How can the plants be protected outdoors?
Plants that are to be overwintered outdoors, you must first cut back completely. This concerns the plant in the field as well as the pineapple sage in the bucket. You must protect the root ball well from frost. This works best when you wrap it thickly with leaves, brushwood or straw. This cover should remain on the plant throughout the winter. As even late frosts can endanger the Pineapple sage, you should remove the winter protection only in mid-May, after the Eisheiligen.
For the container plant break in winter critical times. You should therefore avoid hibernation outdoors if possible. If it does not go any different, you must first search for a sheltered location, if possible near a wall or house wall. The planter should not stand directly on the ground. Otherwise there is a risk that the planter completely freezes. Then the root would be affected and the plant could not be saved. The following measures offer the best possible protection:
- Place planter on a wooden block or a thick polystyrene section.

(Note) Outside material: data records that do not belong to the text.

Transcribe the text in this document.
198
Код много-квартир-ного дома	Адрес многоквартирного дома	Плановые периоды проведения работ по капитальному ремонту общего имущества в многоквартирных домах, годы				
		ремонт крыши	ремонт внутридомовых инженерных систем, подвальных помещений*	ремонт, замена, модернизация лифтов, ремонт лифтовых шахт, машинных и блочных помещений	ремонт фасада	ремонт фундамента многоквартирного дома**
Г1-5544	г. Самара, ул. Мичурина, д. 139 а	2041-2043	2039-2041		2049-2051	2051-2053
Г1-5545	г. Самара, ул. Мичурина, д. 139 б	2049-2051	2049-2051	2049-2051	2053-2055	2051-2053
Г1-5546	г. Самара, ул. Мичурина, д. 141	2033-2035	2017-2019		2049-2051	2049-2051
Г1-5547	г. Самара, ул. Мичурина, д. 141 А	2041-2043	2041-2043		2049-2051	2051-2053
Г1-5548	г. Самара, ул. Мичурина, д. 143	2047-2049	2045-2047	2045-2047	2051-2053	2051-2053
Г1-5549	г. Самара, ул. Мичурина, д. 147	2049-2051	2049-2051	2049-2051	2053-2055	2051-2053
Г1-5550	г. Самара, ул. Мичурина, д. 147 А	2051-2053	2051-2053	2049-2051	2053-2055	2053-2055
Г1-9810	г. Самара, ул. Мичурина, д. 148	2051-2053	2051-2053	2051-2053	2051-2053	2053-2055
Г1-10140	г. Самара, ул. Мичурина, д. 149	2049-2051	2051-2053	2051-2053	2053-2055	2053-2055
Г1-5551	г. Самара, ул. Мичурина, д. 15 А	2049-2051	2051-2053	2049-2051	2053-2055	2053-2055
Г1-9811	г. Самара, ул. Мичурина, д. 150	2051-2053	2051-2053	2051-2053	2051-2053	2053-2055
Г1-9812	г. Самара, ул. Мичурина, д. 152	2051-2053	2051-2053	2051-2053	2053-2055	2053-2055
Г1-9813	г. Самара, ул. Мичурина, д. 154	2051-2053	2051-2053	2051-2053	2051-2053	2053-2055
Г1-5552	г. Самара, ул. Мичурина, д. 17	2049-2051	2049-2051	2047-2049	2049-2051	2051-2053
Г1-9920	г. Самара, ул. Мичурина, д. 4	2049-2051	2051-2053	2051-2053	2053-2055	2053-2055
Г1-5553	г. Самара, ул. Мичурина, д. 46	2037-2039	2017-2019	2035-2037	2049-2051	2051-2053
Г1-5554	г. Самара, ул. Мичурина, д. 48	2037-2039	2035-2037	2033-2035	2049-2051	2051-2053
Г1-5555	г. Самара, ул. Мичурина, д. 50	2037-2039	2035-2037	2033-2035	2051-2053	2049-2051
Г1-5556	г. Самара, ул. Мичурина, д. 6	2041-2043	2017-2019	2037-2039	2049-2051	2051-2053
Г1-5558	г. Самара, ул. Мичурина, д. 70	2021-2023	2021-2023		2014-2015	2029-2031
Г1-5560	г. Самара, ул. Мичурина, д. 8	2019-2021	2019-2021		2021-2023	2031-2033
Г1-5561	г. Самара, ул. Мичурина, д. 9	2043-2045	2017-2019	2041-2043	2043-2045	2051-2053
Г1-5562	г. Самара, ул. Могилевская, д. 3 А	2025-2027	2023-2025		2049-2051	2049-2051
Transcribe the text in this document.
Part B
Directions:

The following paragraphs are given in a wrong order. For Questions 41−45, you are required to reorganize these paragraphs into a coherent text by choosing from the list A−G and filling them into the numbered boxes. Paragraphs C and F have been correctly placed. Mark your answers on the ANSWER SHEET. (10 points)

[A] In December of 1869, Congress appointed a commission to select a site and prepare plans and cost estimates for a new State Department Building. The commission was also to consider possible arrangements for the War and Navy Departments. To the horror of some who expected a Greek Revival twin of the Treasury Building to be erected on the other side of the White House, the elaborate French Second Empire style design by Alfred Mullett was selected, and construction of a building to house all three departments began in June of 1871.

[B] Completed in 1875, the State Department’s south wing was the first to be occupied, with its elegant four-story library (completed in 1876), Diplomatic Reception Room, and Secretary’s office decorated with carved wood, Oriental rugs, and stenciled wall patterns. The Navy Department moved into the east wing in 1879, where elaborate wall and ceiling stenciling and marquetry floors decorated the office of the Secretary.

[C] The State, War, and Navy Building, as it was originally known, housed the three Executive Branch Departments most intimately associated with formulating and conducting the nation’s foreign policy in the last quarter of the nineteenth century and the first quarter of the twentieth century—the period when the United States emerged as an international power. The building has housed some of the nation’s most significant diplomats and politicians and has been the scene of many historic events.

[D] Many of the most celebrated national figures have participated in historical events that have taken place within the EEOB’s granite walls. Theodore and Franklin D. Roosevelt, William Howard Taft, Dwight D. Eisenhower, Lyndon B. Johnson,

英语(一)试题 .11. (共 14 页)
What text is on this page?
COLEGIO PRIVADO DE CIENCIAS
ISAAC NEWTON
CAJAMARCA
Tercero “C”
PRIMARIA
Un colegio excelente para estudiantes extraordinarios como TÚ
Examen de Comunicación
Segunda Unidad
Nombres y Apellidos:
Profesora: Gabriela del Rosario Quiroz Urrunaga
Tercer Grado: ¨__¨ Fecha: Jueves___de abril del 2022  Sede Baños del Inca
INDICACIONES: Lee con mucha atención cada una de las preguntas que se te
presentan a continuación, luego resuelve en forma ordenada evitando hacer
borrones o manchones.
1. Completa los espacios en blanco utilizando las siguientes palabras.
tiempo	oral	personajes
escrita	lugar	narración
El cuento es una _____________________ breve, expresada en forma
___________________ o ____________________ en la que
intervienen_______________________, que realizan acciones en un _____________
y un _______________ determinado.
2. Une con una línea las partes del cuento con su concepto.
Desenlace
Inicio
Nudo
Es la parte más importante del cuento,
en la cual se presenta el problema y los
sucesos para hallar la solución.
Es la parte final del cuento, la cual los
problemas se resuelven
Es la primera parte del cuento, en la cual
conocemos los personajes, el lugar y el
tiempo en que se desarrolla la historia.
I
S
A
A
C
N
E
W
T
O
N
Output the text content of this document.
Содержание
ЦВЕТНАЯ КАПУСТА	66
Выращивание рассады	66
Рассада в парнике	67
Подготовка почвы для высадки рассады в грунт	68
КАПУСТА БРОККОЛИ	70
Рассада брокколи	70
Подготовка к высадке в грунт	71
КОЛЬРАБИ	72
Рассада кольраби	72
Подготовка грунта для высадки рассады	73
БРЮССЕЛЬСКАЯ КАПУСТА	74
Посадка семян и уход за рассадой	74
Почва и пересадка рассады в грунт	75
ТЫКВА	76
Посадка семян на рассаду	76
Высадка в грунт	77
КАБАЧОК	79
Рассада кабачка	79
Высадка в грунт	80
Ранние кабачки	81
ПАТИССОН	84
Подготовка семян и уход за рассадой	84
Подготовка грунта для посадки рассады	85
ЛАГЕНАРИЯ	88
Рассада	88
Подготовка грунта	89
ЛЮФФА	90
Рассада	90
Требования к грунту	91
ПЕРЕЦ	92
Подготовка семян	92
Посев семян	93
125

- Cut back the plant completely.
- Cover root bales with leaves and straw.
- Cover brushwood over it.
- Wrap the whole planter tightly with the garden fleece.
What happens to the plants after the winter?
The winter quarters should leave the plants only when no more frosts are expected. In mid-May, it is time to remove the cover and control the plants. With luck, the pineapple sage has already expelled. This speaks for a successful wintering. The plants should now slowly get used to the new location and not immediately place in the full sun.However, as the plants generally appear quite robust, they will usually get used to the new conditions without problems and drive out vigorously with the first warm sun rays. Now you have to water again more often. From now on, you can also give back the first fertilizer. Reading tip: cultivating pineapple sage - so pour, fertilize and cut it properly.